To ensure that listings are fairly priced for both the hosts and the visitors. We hope to do this by the increasing transparency of the process to discover which features of a listing are most correlated with price. A recent study at the Harvard Business School revealed that non-black New York Airbnb hosts charge on average 12% more than black hosts for equivalent rentals. We aim to standardize pricing by creating an honest model that prices listings based off of important real estate features.
Our primary dataset for this project came from data.BetaNYC, an open source website aimed at improving New York City through civic technology and government transparency. Our dataset contains thousands of New York Airbnb listings and accompanying information about location, amenities, and price. Our secondary dataset contains the prices of listings every day of the year. We show initial observations of the dataset here.

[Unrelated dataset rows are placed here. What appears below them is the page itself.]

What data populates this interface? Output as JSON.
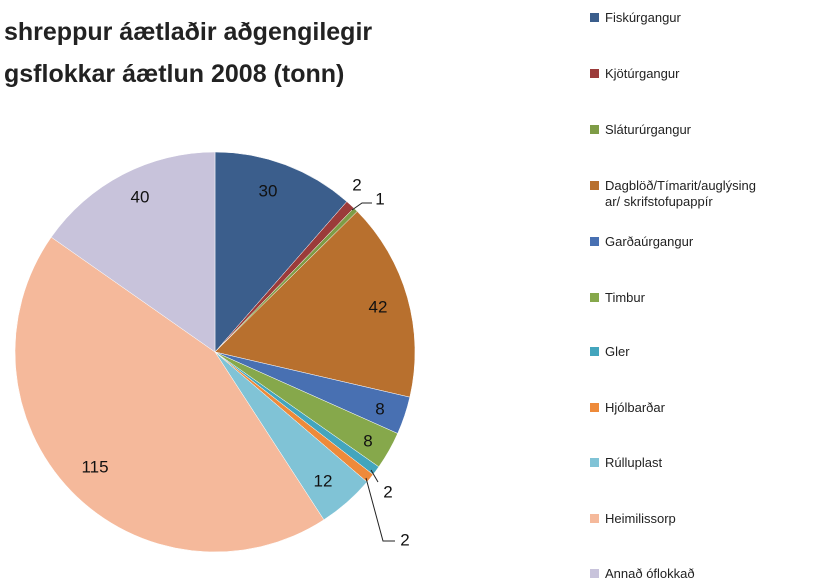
{
  "chart_data": {
    "type": "pie",
    "title_lines": [
      "shreppur áætlaðir aðgengilegir",
      "gsflokkar áætlun 2008 (tonn)"
    ],
    "categories": [
      "Fiskúrgangur",
      "Kjötúrgangur",
      "Sláturúrgangur",
      "Dagblöð/Tímarit/auglýsingar/ skrifstofupappír",
      "Garðaúrgangur",
      "Timbur",
      "Gler",
      "Hjólbarðar",
      "Rúlluplast",
      "Heimilissorp",
      "Annað óflokkað"
    ],
    "values": [
      30,
      2,
      1,
      42,
      8,
      8,
      2,
      2,
      12,
      115,
      40
    ],
    "colors": [
      "#3b5e8c",
      "#9b3b3a",
      "#7e9c46",
      "#b8702e",
      "#4870b2",
      "#86a84b",
      "#43a5bd",
      "#ee8a3a",
      "#80c3d6",
      "#f5b99b",
      "#c8c3db"
    ],
    "legend": "right"
  }
}
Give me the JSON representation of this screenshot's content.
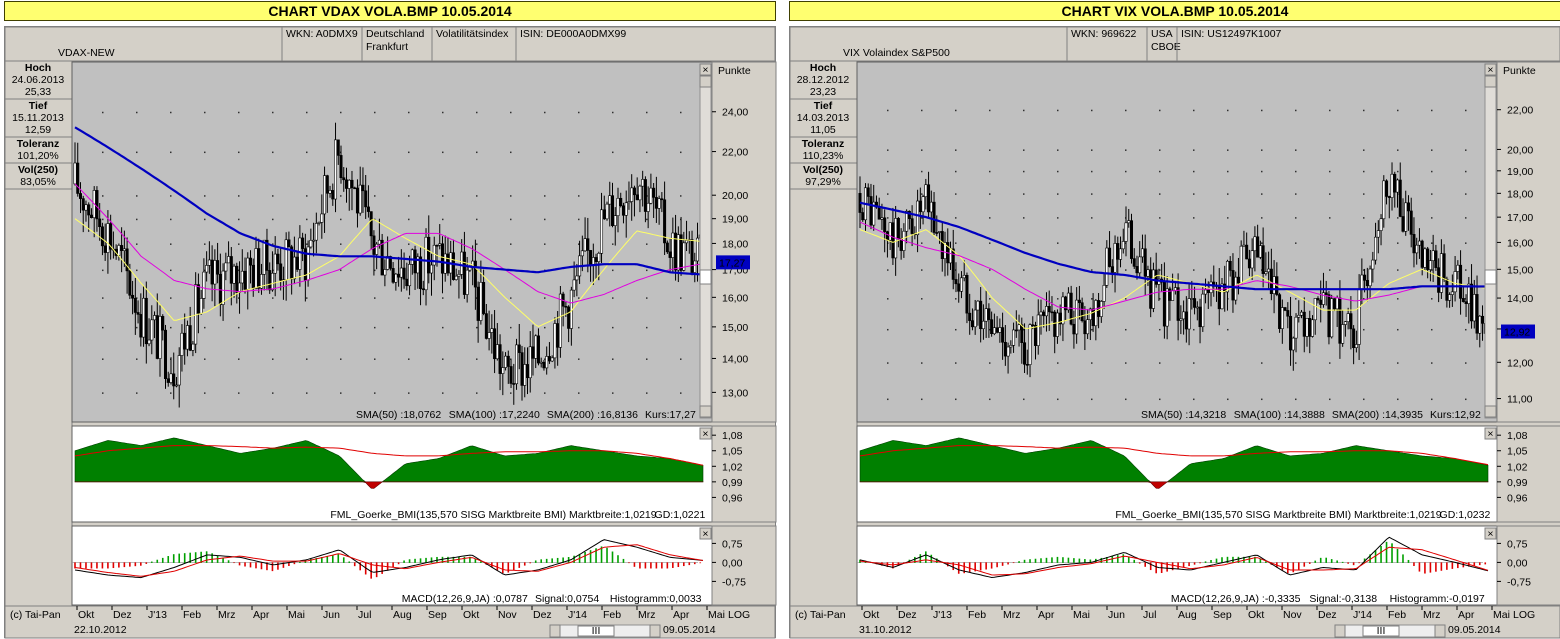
{
  "panels": [
    {
      "window_title": "CHART  VDAX  VOLA.BMP 10.05.2014",
      "name": "VDAX-NEW",
      "wkn": "WKN: A0DMX9",
      "exchange": [
        "Deutschland",
        "Frankfurt"
      ],
      "category": "Volatilitätsindex",
      "isin": "ISIN: DE000A0DMX99",
      "stats": [
        {
          "label": "Hoch",
          "lines": [
            "24.06.2013",
            "25,33"
          ]
        },
        {
          "label": "Tief",
          "lines": [
            "15.11.2013",
            "12,59"
          ]
        },
        {
          "label": "Toleranz",
          "lines": [
            "101,20%"
          ]
        },
        {
          "label": "Vol(250)",
          "lines": [
            "83,05%"
          ]
        }
      ],
      "unit_label": "Punkte",
      "last_label": "17,27",
      "price_ticks": [
        {
          "label": "24,00",
          "v": 24
        },
        {
          "label": "22,00",
          "v": 22
        },
        {
          "label": "20,00",
          "v": 20
        },
        {
          "label": "19,00",
          "v": 19
        },
        {
          "label": "18,00",
          "v": 18
        },
        {
          "label": "17,00",
          "v": 17
        },
        {
          "label": "16,00",
          "v": 16
        },
        {
          "label": "15,00",
          "v": 15
        },
        {
          "label": "14,00",
          "v": 14
        },
        {
          "label": "13,00",
          "v": 13
        }
      ],
      "legend": [
        {
          "text": "SMA(50) :18,0762",
          "color": "#e8e800"
        },
        {
          "text": "SMA(100) :17,2240",
          "color": "#e000e0"
        },
        {
          "text": "SMA(200) :16,8136",
          "color": "#0000c0"
        },
        {
          "text": "Kurs:17,27",
          "color": "#000000"
        }
      ],
      "bmi_ticks": [
        {
          "label": "1,08",
          "v": 1.08
        },
        {
          "label": "1,05",
          "v": 1.05
        },
        {
          "label": "1,02",
          "v": 1.02
        },
        {
          "label": "0,99",
          "v": 0.99
        },
        {
          "label": "0,96",
          "v": 0.96
        }
      ],
      "bmi_legend": [
        {
          "text": "FML_Goerke_BMI(135,570 SISG Marktbreite BMI) Marktbreite:1,0219",
          "color": "#007000"
        },
        {
          "text": "GD:1,0221",
          "color": "#e00000"
        }
      ],
      "macd_ticks": [
        {
          "label": "0,75",
          "v": 0.75
        },
        {
          "label": "0,00",
          "v": 0
        },
        {
          "label": "-0,75",
          "v": -0.75
        }
      ],
      "macd_legend": [
        {
          "text": "MACD(12,26,9,JA) :0,0787",
          "color": "#000000"
        },
        {
          "text": "Signal:0,0754",
          "color": "#e00000"
        },
        {
          "text": "Histogramm:0,0033",
          "color": "#007000"
        }
      ],
      "months": [
        "Okt",
        "Dez",
        "J'13",
        "Feb",
        "Mrz",
        "Apr",
        "Mai",
        "Jun",
        "Jul",
        "Aug",
        "Sep",
        "Okt",
        "Nov",
        "Dez",
        "J'14",
        "Feb",
        "Mrz",
        "Apr",
        "Mai"
      ],
      "copyright": "(c) Tai-Pan",
      "start_date": "22.10.2012",
      "end_date": "09.05.2014",
      "scale": "LOG",
      "scroll_grip": "III"
    },
    {
      "window_title": "CHART  VIX  VOLA.BMP 10.05.2014",
      "name": "VIX Volaindex S&P500",
      "wkn": "WKN: 969622",
      "exchange": [
        "USA",
        "CBOE"
      ],
      "category": "",
      "isin": "ISIN: US12497K1007",
      "stats": [
        {
          "label": "Hoch",
          "lines": [
            "28.12.2012",
            "23,23"
          ]
        },
        {
          "label": "Tief",
          "lines": [
            "14.03.2013",
            "11,05"
          ]
        },
        {
          "label": "Toleranz",
          "lines": [
            "110,23%"
          ]
        },
        {
          "label": "Vol(250)",
          "lines": [
            "97,29%"
          ]
        }
      ],
      "unit_label": "Punkte",
      "last_label": "12,92",
      "price_ticks": [
        {
          "label": "22,00",
          "v": 22
        },
        {
          "label": "20,00",
          "v": 20
        },
        {
          "label": "19,00",
          "v": 19
        },
        {
          "label": "18,00",
          "v": 18
        },
        {
          "label": "17,00",
          "v": 17
        },
        {
          "label": "16,00",
          "v": 16
        },
        {
          "label": "15,00",
          "v": 15
        },
        {
          "label": "14,00",
          "v": 14
        },
        {
          "label": "13,00",
          "v": 13
        },
        {
          "label": "12,00",
          "v": 12
        },
        {
          "label": "11,00",
          "v": 11
        }
      ],
      "legend": [
        {
          "text": "SMA(50) :14,3218",
          "color": "#e8e800"
        },
        {
          "text": "SMA(100) :14,3888",
          "color": "#e000e0"
        },
        {
          "text": "SMA(200) :14,3935",
          "color": "#0000c0"
        },
        {
          "text": "Kurs:12,92",
          "color": "#000000"
        }
      ],
      "bmi_ticks": [
        {
          "label": "1,08",
          "v": 1.08
        },
        {
          "label": "1,05",
          "v": 1.05
        },
        {
          "label": "1,02",
          "v": 1.02
        },
        {
          "label": "0,99",
          "v": 0.99
        },
        {
          "label": "0,96",
          "v": 0.96
        }
      ],
      "bmi_legend": [
        {
          "text": "FML_Goerke_BMI(135,570 SISG Marktbreite BMI) Marktbreite:1,0219",
          "color": "#007000"
        },
        {
          "text": "GD:1,0232",
          "color": "#e00000"
        }
      ],
      "macd_ticks": [
        {
          "label": "0,75",
          "v": 0.75
        },
        {
          "label": "0,00",
          "v": 0
        },
        {
          "label": "-0,75",
          "v": -0.75
        }
      ],
      "macd_legend": [
        {
          "text": "MACD(12,26,9,JA) :-0,3335",
          "color": "#000000"
        },
        {
          "text": "Signal:-0,3138",
          "color": "#e00000"
        },
        {
          "text": "Histogramm:-0,0197",
          "color": "#007000"
        }
      ],
      "months": [
        "Okt",
        "Dez",
        "J'13",
        "Feb",
        "Mrz",
        "Apr",
        "Mai",
        "Jun",
        "Jul",
        "Aug",
        "Sep",
        "Okt",
        "Nov",
        "Dez",
        "J'14",
        "Feb",
        "Mrz",
        "Apr",
        "Mai"
      ],
      "copyright": "(c) Tai-Pan",
      "start_date": "31.10.2012",
      "end_date": "09.05.2014",
      "scale": "LOG",
      "scroll_grip": "III"
    }
  ],
  "chart_data": [
    {
      "type": "line",
      "title": "VDAX-NEW",
      "ylabel": "Punkte",
      "scale": "log",
      "ylim": [
        12.4,
        25.5
      ],
      "x": [
        "Okt",
        "Nov",
        "Dez",
        "J'13",
        "Feb",
        "Mrz",
        "Apr",
        "Mai",
        "Jun",
        "Jul",
        "Aug",
        "Sep",
        "Okt",
        "Nov",
        "Dez",
        "J'14",
        "Feb",
        "Mrz",
        "Apr",
        "Mai"
      ],
      "series": [
        {
          "name": "Kurs",
          "values": [
            20.5,
            18.5,
            15.5,
            13.8,
            16.5,
            17.0,
            17.2,
            17.5,
            22.0,
            18.0,
            17.0,
            17.5,
            16.5,
            13.5,
            14.0,
            16.0,
            19.0,
            21.0,
            18.0,
            17.27
          ]
        },
        {
          "name": "SMA(50)",
          "values": [
            19.0,
            18.0,
            16.5,
            15.2,
            15.5,
            16.2,
            16.5,
            16.8,
            17.5,
            19.0,
            18.2,
            17.5,
            17.2,
            16.0,
            15.0,
            15.5,
            17.0,
            18.5,
            18.2,
            18.0762
          ]
        },
        {
          "name": "SMA(100)",
          "values": [
            20.5,
            19.0,
            17.5,
            16.6,
            16.3,
            16.2,
            16.3,
            16.6,
            17.0,
            17.8,
            18.4,
            18.4,
            17.8,
            17.0,
            16.2,
            15.8,
            16.1,
            16.6,
            17.0,
            17.224
          ]
        },
        {
          "name": "SMA(200)",
          "values": [
            23.2,
            22.2,
            21.2,
            20.2,
            19.2,
            18.4,
            17.9,
            17.6,
            17.5,
            17.5,
            17.4,
            17.3,
            17.1,
            17.0,
            16.9,
            17.1,
            17.2,
            17.2,
            16.9,
            16.8136
          ]
        }
      ],
      "bmi": {
        "name": "FML_Goerke_BMI",
        "ylim": [
          0.955,
          1.09
        ],
        "values": [
          1.05,
          1.07,
          1.06,
          1.075,
          1.06,
          1.045,
          1.055,
          1.07,
          1.04,
          0.975,
          1.025,
          1.035,
          1.06,
          1.04,
          1.045,
          1.06,
          1.05,
          1.04,
          1.035,
          1.0219
        ]
      },
      "bmi_gd": {
        "name": "GD",
        "values": [
          1.04,
          1.05,
          1.055,
          1.06,
          1.06,
          1.058,
          1.055,
          1.057,
          1.055,
          1.045,
          1.04,
          1.04,
          1.045,
          1.048,
          1.048,
          1.05,
          1.05,
          1.045,
          1.035,
          1.0221
        ]
      },
      "macd": {
        "ylim": [
          -1.05,
          1.2
        ],
        "values": [
          -0.3,
          -0.5,
          -0.6,
          -0.2,
          0.3,
          0.2,
          -0.1,
          0.1,
          0.5,
          -0.4,
          -0.2,
          0.1,
          0.3,
          -0.5,
          -0.3,
          0.1,
          0.9,
          0.6,
          0.2,
          0.0787
        ]
      },
      "signal": {
        "values": [
          -0.2,
          -0.4,
          -0.55,
          -0.35,
          0.1,
          0.25,
          0.05,
          0.05,
          0.35,
          -0.1,
          -0.25,
          0.0,
          0.2,
          -0.3,
          -0.35,
          0.0,
          0.6,
          0.7,
          0.3,
          0.0754
        ]
      }
    },
    {
      "type": "line",
      "title": "VIX Volaindex S&P500",
      "ylabel": "Punkte",
      "scale": "log",
      "ylim": [
        10.6,
        23.4
      ],
      "x": [
        "Okt",
        "Nov",
        "Dez",
        "J'13",
        "Feb",
        "Mrz",
        "Apr",
        "Mai",
        "Jun",
        "Jul",
        "Aug",
        "Sep",
        "Okt",
        "Nov",
        "Dez",
        "J'14",
        "Feb",
        "Mrz",
        "Apr",
        "Mai"
      ],
      "series": [
        {
          "name": "Kurs",
          "values": [
            18.0,
            16.0,
            17.5,
            14.5,
            13.0,
            12.5,
            13.5,
            13.5,
            16.5,
            14.0,
            13.5,
            14.5,
            15.5,
            12.5,
            13.5,
            13.0,
            19.0,
            15.0,
            14.5,
            12.92
          ]
        },
        {
          "name": "SMA(50)",
          "values": [
            16.5,
            16.0,
            16.5,
            15.5,
            14.0,
            13.0,
            13.2,
            13.5,
            14.0,
            14.8,
            14.5,
            14.2,
            14.8,
            14.2,
            13.6,
            13.6,
            14.5,
            15.0,
            14.5,
            14.3218
          ]
        },
        {
          "name": "SMA(100)",
          "values": [
            16.8,
            16.2,
            15.8,
            15.5,
            15.0,
            14.3,
            13.7,
            13.6,
            13.9,
            14.2,
            14.3,
            14.3,
            14.6,
            14.4,
            14.1,
            13.9,
            14.1,
            14.4,
            14.4,
            14.3888
          ]
        },
        {
          "name": "SMA(200)",
          "values": [
            17.6,
            17.3,
            17.0,
            16.6,
            16.1,
            15.6,
            15.2,
            14.9,
            14.8,
            14.6,
            14.5,
            14.4,
            14.3,
            14.3,
            14.3,
            14.3,
            14.3,
            14.4,
            14.4,
            14.3935
          ]
        }
      ],
      "bmi": {
        "name": "FML_Goerke_BMI",
        "ylim": [
          0.955,
          1.09
        ],
        "values": [
          1.05,
          1.07,
          1.06,
          1.075,
          1.06,
          1.045,
          1.055,
          1.07,
          1.04,
          0.975,
          1.025,
          1.035,
          1.06,
          1.04,
          1.045,
          1.06,
          1.05,
          1.04,
          1.035,
          1.0219
        ]
      },
      "bmi_gd": {
        "name": "GD",
        "values": [
          1.04,
          1.05,
          1.055,
          1.06,
          1.06,
          1.058,
          1.055,
          1.057,
          1.055,
          1.045,
          1.04,
          1.04,
          1.045,
          1.048,
          1.048,
          1.05,
          1.05,
          1.045,
          1.035,
          1.0232
        ]
      },
      "macd": {
        "ylim": [
          -1.05,
          1.2
        ],
        "values": [
          0.1,
          -0.2,
          0.3,
          -0.3,
          -0.6,
          -0.4,
          -0.1,
          0.0,
          0.4,
          -0.2,
          -0.3,
          0.0,
          0.3,
          -0.5,
          -0.2,
          -0.3,
          1.0,
          0.3,
          0.0,
          -0.3335
        ]
      },
      "signal": {
        "values": [
          0.05,
          -0.1,
          0.1,
          -0.1,
          -0.5,
          -0.45,
          -0.2,
          -0.05,
          0.25,
          0.0,
          -0.25,
          -0.1,
          0.2,
          -0.3,
          -0.3,
          -0.25,
          0.6,
          0.5,
          0.1,
          -0.3138
        ]
      }
    }
  ]
}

The data exploration and cleaning process was iterative and evolved as we worked more with the dataset. At first we attempted using KNN to fill in missing data, but it was not effective because every row had missing values so it was difficult to compare similar listings. We instead manually searched through the data, extrapolating some information and and dropping values that were not salvageable. Throughout this process, we looked closely at how the variables were related, and how price changed over the course of a year in order to create the best model we could. Some of our data explorations can be seen here.
We first attempted to look for natural clusters in the data to see if any could be identified. We could not ascertain any significant clusters and therefore decided not to move forward with incorporating clustering into our final model. In order to compare the relationships between variables, we plotted them against one another in matrix form, which can be seen above. As you can see, the relationships between variables are not strictly linear.

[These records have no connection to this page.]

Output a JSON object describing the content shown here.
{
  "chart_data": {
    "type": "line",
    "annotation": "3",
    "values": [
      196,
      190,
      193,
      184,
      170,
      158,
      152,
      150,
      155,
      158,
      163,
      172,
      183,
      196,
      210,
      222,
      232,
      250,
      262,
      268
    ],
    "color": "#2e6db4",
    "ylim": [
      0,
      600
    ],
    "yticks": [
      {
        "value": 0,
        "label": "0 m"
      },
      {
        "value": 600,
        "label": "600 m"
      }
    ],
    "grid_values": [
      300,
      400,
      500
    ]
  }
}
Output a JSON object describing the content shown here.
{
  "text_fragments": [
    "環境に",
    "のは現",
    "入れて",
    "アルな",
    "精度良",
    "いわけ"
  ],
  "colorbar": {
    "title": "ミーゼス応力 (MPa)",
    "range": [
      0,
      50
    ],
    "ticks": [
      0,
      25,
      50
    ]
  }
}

We examined the most popular neighborhoods and zip codes to see how popularity and price interact. In the plots above, we colored the bars by price, with redder prices being more expensive. It is evident that there is no clear relationship between price and popularity. For example, in Neighborhood Popularity and Price, Williamsburg is the area with the most listings but not a very red bar, which indicates low listing prices. The neighborhoods that were most expensive made sense with our pre-existing knowledge about New York: places like Chelsea and the East Village, which we know to be expensive, returned the reddest bars. In Zip Code Popularity and Price, a zip code in Williamsburg was again the most popular.
Next, we looked into the relationship between price and day of the year. The graphs above reflect two different types of price spikes for listings: those during weekends and more significant ones during holidays. After seeing that date seemed to affect price, we incorporated indicator variables into our dataset to reflect whether or not the price went up on holidays and weekends for each listing.
We then zoomed in on three months in which we know that holidays cause price spikes: January (New Year's Day), July (Independence Day), and December (New Year's Eve). The graphs above show that the prices of listings spike drastically around January 1, July 4, and December 31, thus reiterating the importance of incorporating holiday prices into our model.
After confirming that location is very important in determining price, we decided to incorporate more location variables into our dataset. We scraped the top attractions in NYC and created a variable that counted how many of them were within walking distance from each listing. Attraction Location plots the attractions on a map of greater New York. Distance from Listing shows the distances from a specific listing to each attraction. A radius surrounds the listing to demonstrate how many attractions would be considered within range.
We tested many different models before settling on our final pick. Our findings revealed that linear models (Multivariate Linear, Ridge, and LASSO) did not perform as well as ensemble methods. This intuitively made sense because there did not seem to be any linear relationships between the predictors and the target variable. Moving forward with ensemble methods, we found that after feature reduction and tuning, Gradient Boosting yielded the the consistently highest scores in price prediction. We therefore selected Gradient Boosting as our final model.
We began modeling by running a baseline comparison between both linear and ensemble methods. We found that besides Lasso, the models performed similarly. Gradient Boosting had the slight edge.
In order to ensure our model was performing optimally, we performed feature reduction and tuned a number of parameters. For Gradient Boosting, this included testing different max depths, numbers of features, and learning rates to see which performed best without overfitting the data. After selecting the optimal parameters and reducing the dataset, we ran our final model.
After running our model, we wanted to visualize which variables were the most important to the model. The results confirmed our suspicions: in real estate, nothing is more important than location, location, location. Longitude and Latitude ranked as the top 3 most important variables, with our sentiment variable making the top 10. This encouraged us and affirmed that we had correctly applied sentiment analysis to the reviews dataset. None of the variables that made this list surprised us, which was a good sign because we know that as data scientists, it's important to check our results off of our intuition and common knowledge.
Our findings show that location is the most important feature when determining a price for an Airbnb listing in New York City. When we started this project, we hoped to increase the transparency of the pricing process by understanding which features were most correlated price. Using Gradient Boosting, we were able to predict Airbnb prices with a high accuracy. Moving forward, we hope to look more into race of the hosts to see if race affects price of a listing. We hope to continue to work towards transparency in the Airbnb pricing process for both hosts and customers.